Matt:
I know you know a lot more about this than I do, but for what it's
worth, you're impressions/intuitions are very close to mine.
Originally back in April, I started off using the "average of the
means", but that let through way too much spam.
So, what I have now is it set to 30% above the average spam score, which
is 20% below the "average of the means".
The assumption being that the optimal spot is somewhere between the two
averages.
Also, that nastly drop off that produces a lot of FPs is in my intuition
too and as of yet, we haven't run into it.
Now, if the two curves could be slid apart wider so that there is a big
deadzone,... Although, without upgrading to a newer version of SA, I
don't see how I can expect much better results.

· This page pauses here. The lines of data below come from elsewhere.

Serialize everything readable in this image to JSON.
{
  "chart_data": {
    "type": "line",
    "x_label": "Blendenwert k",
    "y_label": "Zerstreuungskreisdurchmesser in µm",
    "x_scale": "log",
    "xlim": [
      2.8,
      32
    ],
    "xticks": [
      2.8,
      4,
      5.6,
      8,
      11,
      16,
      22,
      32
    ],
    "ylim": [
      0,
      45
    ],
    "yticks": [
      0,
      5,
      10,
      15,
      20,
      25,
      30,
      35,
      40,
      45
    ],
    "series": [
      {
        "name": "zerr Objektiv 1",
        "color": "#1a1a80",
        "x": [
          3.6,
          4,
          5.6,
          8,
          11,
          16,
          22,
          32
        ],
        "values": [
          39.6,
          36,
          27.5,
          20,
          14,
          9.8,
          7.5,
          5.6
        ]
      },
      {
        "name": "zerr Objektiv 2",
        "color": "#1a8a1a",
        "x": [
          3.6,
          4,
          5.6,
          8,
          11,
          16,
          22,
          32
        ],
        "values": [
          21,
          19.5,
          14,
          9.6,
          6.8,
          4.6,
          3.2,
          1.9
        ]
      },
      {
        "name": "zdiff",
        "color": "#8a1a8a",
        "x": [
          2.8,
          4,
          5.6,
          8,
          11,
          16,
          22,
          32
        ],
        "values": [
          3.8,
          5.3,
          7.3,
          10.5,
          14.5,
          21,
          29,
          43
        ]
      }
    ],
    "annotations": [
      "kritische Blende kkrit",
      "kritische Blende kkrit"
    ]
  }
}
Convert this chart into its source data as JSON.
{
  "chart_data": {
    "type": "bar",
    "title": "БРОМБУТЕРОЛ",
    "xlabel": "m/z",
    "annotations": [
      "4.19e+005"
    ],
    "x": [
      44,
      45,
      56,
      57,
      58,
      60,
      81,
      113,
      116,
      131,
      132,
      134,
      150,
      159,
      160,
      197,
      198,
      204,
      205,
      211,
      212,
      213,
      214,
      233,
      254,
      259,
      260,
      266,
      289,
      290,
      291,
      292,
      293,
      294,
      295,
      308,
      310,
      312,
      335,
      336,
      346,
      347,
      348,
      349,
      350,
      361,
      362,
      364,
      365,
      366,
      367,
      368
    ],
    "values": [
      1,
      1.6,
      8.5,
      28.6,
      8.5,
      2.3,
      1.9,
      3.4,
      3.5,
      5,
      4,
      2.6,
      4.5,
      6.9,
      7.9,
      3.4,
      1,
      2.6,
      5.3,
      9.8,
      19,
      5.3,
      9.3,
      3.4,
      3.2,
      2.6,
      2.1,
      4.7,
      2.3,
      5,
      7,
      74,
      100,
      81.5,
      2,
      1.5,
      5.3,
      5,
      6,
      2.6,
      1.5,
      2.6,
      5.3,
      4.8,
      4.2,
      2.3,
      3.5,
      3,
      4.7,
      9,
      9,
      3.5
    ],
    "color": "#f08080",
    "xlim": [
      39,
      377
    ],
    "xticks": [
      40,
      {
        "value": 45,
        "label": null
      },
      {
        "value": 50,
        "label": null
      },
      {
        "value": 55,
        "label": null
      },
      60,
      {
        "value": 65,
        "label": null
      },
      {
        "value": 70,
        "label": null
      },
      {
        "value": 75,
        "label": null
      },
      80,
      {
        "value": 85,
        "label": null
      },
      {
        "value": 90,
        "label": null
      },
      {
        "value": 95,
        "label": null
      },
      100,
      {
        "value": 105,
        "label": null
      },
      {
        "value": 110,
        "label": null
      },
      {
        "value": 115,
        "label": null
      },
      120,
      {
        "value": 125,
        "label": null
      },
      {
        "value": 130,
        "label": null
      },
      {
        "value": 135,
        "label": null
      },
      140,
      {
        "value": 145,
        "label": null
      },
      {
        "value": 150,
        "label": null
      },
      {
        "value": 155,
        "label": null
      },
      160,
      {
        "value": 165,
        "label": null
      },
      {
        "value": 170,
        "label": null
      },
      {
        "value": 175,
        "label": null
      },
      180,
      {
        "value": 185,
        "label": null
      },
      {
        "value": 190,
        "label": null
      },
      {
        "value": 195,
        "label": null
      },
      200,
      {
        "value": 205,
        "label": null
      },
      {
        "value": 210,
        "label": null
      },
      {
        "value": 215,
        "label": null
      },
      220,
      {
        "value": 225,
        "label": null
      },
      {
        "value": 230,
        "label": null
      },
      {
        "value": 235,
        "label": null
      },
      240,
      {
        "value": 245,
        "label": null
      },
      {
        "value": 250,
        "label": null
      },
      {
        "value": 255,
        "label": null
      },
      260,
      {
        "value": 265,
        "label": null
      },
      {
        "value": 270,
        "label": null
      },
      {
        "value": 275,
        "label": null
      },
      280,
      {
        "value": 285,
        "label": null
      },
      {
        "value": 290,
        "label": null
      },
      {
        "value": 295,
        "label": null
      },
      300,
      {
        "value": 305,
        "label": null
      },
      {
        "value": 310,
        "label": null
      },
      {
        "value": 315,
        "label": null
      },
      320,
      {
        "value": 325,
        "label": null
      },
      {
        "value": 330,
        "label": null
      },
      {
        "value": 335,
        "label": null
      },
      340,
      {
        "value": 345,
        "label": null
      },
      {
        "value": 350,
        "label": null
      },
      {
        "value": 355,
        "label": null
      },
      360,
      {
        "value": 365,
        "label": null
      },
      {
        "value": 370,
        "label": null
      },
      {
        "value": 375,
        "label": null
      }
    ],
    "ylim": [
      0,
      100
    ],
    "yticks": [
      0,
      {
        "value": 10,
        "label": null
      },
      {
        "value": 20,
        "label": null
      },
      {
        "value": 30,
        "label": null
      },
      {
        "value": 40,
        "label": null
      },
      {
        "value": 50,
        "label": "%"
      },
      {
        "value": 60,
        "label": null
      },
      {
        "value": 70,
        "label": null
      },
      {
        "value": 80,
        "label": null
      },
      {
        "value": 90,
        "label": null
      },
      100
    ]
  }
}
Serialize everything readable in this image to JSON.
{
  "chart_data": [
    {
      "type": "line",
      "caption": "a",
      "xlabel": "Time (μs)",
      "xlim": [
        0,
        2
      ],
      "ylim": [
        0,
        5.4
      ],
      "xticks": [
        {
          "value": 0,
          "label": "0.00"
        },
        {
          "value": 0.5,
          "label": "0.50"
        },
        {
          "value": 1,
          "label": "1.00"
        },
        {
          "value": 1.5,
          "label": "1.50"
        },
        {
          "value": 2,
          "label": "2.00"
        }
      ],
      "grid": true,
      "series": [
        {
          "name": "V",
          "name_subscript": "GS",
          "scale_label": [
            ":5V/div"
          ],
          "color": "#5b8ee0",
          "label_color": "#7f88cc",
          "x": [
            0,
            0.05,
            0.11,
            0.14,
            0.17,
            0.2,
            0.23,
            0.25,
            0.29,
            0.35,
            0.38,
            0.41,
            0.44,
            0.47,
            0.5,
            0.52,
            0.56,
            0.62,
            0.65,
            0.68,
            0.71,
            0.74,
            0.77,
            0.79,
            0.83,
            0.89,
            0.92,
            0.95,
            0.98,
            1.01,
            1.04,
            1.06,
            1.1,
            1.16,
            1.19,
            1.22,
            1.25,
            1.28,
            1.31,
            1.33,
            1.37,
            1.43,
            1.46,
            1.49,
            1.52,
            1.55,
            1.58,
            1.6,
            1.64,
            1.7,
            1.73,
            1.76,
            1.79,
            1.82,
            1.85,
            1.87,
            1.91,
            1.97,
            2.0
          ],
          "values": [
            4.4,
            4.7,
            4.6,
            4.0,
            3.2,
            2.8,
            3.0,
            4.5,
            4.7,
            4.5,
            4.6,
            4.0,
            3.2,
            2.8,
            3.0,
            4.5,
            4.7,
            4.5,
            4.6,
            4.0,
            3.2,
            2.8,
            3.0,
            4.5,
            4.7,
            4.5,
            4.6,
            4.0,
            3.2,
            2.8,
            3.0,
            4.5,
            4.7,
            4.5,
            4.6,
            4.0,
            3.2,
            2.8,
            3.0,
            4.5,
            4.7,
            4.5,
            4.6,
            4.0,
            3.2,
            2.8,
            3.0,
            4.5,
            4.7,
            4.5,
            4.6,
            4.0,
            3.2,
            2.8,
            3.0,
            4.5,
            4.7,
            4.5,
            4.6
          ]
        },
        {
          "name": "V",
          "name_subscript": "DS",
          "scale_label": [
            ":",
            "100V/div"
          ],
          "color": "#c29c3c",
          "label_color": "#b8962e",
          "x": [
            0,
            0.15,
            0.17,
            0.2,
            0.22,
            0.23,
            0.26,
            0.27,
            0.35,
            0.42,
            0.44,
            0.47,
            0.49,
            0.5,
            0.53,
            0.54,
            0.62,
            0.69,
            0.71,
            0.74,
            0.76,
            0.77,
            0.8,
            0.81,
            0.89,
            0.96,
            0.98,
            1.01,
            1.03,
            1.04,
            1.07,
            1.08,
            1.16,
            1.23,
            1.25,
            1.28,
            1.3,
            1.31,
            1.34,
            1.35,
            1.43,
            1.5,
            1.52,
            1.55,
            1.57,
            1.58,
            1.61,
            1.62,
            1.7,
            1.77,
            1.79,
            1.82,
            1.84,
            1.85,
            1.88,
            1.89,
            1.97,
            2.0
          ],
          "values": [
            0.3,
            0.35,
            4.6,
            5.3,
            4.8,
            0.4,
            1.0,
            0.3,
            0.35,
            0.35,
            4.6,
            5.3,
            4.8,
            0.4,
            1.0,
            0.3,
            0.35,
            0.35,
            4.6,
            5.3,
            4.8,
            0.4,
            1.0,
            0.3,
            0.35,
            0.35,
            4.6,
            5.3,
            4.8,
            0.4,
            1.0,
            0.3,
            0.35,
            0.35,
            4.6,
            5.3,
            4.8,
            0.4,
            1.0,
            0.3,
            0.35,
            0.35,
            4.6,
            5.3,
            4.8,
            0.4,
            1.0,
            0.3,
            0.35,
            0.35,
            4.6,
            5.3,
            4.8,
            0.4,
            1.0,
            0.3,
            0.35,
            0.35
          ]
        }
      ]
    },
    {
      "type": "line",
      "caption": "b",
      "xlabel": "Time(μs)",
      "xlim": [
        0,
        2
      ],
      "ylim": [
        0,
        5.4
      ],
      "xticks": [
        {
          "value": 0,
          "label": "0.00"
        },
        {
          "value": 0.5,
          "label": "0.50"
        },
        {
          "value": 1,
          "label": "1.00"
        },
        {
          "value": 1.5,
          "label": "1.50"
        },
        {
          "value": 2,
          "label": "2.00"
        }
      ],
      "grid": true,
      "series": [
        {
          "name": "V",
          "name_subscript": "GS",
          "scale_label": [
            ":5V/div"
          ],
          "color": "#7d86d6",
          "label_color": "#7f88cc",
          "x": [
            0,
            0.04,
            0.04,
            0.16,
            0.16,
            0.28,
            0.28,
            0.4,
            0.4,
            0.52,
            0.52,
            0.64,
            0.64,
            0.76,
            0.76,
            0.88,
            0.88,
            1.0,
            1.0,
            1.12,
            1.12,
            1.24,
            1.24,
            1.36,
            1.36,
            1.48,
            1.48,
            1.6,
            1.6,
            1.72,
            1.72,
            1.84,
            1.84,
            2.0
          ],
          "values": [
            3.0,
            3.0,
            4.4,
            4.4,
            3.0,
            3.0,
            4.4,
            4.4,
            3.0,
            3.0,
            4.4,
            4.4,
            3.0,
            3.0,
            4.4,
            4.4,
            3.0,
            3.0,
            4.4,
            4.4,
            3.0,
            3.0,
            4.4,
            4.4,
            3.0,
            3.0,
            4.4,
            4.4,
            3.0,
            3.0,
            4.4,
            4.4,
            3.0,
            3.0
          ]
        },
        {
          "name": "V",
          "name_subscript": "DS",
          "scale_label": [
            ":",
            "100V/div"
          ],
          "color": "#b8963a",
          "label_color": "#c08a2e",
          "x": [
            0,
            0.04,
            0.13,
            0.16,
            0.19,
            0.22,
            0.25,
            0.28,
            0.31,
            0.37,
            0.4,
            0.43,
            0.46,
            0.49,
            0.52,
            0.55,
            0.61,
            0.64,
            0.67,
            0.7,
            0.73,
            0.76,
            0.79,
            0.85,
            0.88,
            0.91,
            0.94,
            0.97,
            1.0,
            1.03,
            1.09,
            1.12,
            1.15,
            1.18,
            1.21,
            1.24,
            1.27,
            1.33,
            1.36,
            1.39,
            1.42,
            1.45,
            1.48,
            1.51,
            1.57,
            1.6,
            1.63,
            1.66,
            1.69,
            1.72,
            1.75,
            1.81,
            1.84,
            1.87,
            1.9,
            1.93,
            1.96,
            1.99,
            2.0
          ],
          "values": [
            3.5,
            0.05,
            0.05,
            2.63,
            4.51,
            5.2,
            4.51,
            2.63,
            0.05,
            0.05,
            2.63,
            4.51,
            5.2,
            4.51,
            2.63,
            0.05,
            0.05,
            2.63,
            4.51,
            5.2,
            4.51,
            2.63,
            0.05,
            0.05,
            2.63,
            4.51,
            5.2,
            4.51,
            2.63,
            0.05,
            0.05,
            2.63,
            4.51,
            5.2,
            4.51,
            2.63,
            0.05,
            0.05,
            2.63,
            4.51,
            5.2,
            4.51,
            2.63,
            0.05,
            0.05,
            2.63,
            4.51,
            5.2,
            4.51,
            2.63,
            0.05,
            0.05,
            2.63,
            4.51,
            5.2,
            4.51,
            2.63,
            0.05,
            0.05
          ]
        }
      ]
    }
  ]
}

BTW, if anyone knows a command line program that can easy run thu a
bunch of mbox files and tell how many messages are in them, I will
report back how many ham and how many spam messages that I have fed to
bayes. It's far from perfect, but it may offer some interesting info
regarding the 100:1 (fn:fp) ratio.
Joe
Matt Kettler wrote:
Joe Flowers wrote:
Matt Kettler wrote:
The only problem I see with this approach is that it treats false
positives and
false negatives as being equally bad.
We do get many more false negatives than false positives, even though we
don't get false positives very often - they are rare.
We certainly don't get 1 fp for every fn.
In general, you're adjusting the score bias so the number of FP's and
FNs are
approximately equal.
This is not what we are seeing in practice. It's not even close to 50-50.
Based on JM's comments about the score distribution for hams being non-linear,
this makes sense. If the distribution was linear for both you'd get 50/50 by
dividing the score between the two means.
Since the ham is going to have a pretty sharp drop-off somewhere slightly above
it's mean your split score approach won't be as bad as 1:1, but it's also likely
to not be as good as 100:1 which the 5.0 threshold should get you.
It's an interesting concept, and it would be very interesting to graph out FP vs
FN rates against thresholds.
This graph from JM's post is real data:
http://spamassassin.apache.org/presentations/HEANet_2002/img12.html
But it doesn't go below 5.0. It would be interesting to see how those curves
continue as you approach 0.
This graph is a good conceptual one in the "normal" sense of numbers:
http://taint.org/xfer/2005/score-dist-doodle.gif
That graph would suggest that somewhere below 5.0 there is a threshold at which
the ham FP rate gets MUCH worse in a very sudden way. However, there's no score
associated. I'd venture to guess that your "average of the means" is going to
wind up picking something near, but just above that threshold.
That's a bit of an intuitive guess, but also it has some roots in reality. The
average score of a ham message on a curve like that is going to wind up being
somewhere in the middle of that nasty drop off. By biasing just above that you
should bring yourself into the second part of the curve, where decreases in
score have a somewhat modest impact on FP rate.